3 Muay Thai defenses you need to know
1 – Blocking kicks
The control of kicks “is simple” but many people often do not during fights.
You often see people trying to “take” the kicks with gloves or say catch them, and they just think about how to counter-attack the footballs or to dodge them that makes sense but not always.
Blocking kicks with your TIBIEs (shin) is key!
If you start kicking remember that they are the ones who score and you are the one who is suffering the damage that blow after blow debilitate!
The damage is always added a little at a time:
- average kicks absorbing them lead you to have bruised and broken ribs,
- Low kicks, famous low kicks lead you to have weak legs that can potentially stop your ability to move redemptively a fixed target and prevent you from hitting.
If you block kicks, you avoid targeting them and also prevent your opponent from taking confidence in kicking since you don’t match them while if you do, you discourage your opponent from just attacking.
The fewer blocks, the harder it gets.
Ps. I know it hurts and I understand that it’s not easy that I’ve talked about it several times.
2 – Use the long guard
Unlike western boxing, Muay Thai includes the use of elbows. These are devastating blows to the impact capacity and create cuts that can compromise the match.

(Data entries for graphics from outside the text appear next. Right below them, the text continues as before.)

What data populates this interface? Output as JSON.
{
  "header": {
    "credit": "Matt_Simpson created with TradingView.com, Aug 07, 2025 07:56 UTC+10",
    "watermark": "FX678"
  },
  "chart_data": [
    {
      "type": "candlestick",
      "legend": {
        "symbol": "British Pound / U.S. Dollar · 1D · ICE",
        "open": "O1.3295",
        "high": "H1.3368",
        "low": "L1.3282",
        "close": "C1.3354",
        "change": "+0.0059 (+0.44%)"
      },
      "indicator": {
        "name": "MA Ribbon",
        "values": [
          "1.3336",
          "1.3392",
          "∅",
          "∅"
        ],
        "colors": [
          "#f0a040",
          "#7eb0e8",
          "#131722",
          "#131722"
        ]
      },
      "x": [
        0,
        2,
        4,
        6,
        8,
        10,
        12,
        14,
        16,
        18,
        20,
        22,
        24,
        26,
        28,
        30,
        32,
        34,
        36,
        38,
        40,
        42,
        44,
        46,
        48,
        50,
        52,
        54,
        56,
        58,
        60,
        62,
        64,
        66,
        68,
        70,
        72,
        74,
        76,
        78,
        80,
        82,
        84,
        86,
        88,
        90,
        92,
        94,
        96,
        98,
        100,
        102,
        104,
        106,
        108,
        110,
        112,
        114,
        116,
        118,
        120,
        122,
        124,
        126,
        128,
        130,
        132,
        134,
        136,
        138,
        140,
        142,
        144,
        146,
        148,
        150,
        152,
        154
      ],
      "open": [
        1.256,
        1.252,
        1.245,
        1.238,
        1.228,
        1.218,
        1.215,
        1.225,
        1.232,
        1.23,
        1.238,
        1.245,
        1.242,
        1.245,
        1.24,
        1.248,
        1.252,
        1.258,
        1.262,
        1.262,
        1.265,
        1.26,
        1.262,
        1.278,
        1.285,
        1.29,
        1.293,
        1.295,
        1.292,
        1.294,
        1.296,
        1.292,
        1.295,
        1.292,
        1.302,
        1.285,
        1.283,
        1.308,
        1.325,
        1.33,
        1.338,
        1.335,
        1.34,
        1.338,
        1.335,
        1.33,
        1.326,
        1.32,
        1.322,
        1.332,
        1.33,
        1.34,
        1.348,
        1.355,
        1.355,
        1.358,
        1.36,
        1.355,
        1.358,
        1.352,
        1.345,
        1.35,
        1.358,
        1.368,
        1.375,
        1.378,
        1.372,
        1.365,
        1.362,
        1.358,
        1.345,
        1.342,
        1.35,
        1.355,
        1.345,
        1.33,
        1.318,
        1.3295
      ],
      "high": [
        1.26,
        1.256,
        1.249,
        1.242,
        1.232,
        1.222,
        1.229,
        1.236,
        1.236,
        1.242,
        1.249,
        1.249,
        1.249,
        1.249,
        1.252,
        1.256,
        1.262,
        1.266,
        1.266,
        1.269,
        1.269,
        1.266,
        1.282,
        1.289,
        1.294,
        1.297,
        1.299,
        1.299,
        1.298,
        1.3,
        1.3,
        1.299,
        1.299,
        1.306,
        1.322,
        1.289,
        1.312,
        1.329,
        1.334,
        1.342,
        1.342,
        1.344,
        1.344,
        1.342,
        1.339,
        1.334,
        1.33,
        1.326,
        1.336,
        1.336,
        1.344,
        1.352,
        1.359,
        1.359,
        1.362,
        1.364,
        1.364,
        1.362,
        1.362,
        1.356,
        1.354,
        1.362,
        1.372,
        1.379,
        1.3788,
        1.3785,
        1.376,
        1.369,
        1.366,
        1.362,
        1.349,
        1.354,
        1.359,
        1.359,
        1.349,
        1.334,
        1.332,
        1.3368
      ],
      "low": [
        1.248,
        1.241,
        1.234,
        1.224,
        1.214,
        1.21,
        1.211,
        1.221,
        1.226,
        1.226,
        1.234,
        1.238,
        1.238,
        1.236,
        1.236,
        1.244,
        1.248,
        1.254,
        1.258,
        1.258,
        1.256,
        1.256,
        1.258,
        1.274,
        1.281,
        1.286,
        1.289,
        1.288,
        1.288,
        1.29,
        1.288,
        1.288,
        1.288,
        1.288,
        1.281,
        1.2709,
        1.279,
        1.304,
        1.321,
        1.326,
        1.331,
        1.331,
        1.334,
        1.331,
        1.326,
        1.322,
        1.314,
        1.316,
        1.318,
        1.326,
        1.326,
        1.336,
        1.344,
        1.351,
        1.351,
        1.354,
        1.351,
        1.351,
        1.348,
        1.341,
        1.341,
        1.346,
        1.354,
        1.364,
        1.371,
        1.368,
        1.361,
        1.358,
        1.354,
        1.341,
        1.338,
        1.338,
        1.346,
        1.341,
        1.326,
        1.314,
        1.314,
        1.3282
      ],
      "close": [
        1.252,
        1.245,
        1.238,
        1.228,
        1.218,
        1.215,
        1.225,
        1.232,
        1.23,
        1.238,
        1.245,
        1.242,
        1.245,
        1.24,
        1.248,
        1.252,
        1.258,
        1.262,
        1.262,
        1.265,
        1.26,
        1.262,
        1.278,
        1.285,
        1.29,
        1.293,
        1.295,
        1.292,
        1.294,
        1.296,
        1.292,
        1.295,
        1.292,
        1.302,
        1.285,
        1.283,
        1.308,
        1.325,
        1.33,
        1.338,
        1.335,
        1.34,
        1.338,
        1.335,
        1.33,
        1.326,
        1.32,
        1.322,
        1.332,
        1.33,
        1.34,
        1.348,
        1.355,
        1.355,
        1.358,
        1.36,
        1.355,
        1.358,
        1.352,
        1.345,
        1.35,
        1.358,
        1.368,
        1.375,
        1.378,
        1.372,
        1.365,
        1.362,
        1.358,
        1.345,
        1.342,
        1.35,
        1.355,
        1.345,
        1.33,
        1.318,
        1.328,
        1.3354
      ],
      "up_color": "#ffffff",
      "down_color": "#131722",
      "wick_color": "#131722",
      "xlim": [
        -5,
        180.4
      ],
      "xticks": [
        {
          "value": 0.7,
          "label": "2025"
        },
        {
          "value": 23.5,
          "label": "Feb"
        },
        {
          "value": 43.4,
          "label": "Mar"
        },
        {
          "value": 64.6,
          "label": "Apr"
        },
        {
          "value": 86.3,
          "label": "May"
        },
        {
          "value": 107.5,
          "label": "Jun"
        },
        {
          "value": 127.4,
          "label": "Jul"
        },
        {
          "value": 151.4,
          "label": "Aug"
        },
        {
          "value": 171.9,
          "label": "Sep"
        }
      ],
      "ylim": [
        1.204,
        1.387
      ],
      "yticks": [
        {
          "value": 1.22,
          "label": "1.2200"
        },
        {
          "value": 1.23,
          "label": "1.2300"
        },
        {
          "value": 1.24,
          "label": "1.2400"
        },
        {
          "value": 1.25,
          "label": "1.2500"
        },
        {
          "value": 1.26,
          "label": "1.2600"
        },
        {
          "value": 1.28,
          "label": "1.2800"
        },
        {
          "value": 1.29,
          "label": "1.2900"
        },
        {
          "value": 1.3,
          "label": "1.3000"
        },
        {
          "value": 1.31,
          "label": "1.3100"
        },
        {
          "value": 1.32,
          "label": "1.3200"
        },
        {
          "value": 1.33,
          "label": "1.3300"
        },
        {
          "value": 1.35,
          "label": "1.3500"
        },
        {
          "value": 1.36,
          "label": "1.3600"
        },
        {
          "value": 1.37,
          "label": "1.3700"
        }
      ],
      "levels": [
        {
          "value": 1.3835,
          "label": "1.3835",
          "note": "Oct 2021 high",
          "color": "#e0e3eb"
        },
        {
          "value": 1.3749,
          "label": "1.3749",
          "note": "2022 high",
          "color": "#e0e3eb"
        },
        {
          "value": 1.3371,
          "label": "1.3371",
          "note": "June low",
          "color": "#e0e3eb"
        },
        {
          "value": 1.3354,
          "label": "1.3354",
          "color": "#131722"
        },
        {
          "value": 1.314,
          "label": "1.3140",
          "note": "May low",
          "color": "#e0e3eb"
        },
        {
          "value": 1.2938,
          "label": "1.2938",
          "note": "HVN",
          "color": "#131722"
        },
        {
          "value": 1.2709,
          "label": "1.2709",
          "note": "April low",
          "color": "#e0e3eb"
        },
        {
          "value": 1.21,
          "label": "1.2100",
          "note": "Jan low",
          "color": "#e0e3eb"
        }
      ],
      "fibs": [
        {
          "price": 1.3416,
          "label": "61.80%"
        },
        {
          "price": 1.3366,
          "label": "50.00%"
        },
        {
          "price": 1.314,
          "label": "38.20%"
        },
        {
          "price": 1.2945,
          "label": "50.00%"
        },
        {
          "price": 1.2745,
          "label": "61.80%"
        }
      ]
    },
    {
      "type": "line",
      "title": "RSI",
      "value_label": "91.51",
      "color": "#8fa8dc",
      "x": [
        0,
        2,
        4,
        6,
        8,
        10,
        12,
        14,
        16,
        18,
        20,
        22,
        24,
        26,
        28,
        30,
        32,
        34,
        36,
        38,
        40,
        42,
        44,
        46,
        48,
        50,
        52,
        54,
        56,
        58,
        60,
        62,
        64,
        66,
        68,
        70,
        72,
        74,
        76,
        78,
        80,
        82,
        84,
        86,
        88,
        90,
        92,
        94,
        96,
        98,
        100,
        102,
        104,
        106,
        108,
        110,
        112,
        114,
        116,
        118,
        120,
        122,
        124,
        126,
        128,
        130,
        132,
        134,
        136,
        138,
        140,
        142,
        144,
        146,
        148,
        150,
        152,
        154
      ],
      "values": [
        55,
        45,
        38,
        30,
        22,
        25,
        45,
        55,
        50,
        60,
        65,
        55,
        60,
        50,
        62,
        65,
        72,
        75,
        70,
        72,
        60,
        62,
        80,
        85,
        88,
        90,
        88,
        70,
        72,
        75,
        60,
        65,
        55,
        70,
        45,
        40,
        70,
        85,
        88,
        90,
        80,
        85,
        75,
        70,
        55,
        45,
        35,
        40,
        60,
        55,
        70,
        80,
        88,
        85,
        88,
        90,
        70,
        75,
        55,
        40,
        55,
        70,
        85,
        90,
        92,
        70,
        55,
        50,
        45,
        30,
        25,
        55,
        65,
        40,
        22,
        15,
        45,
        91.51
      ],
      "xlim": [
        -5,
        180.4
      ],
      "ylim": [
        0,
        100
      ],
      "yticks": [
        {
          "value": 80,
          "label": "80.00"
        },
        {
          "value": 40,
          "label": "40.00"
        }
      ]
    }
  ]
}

If you block with your palms forward, you’ll end up with some advantageous points to use the long guard:
- It prevents your elbows from reaching your head and, even if they reach your face, your gloves are there to protect you.
- It also limits your approaching opponent to see, causing him to “doubt” his game plan for a moment, giving you time to do more.
- It can also be used to block incoming fists.
- It staggers the distance and this makes your opponent go blank
Now be careful you can not always use it but it is a good method to mix your guard and the Thais are masters in this.
3 – Arm control in the Clinch phase
The clinch is an attack technique for controlling your opponent’s body and placing devastating blows during the unbalance phase and may not seem like a defensive ability but The fundamental clinch concept of holding your arms in the inside position is one that will prevent your opponent from carrying you around by unbalancing you and pulling your knees and elbows from close range.
Controlling your opponent’s arms allows you to dominate and even the judges will have a positive image.
If you are with your arms on the outside, you are open and exposed to being elbowed or losing control of your opponent, he has the “telecommand”.
Once your arms get into clinch to lock around your opponent’s neck like a vice, your arms need to reach the inner position and to do this you have to practice during the clinch phase with your training partner and during pad work.
Once it becomes a habit to get inside, it will be easy to do.
There are dozens of exits from the explore clinch because you can’t stay in that position if you don’t control it.
Now these 3 defensive skills are fundamental and need to be explored in order to master them and I think they are important because they go to face fundamental aspects of combat.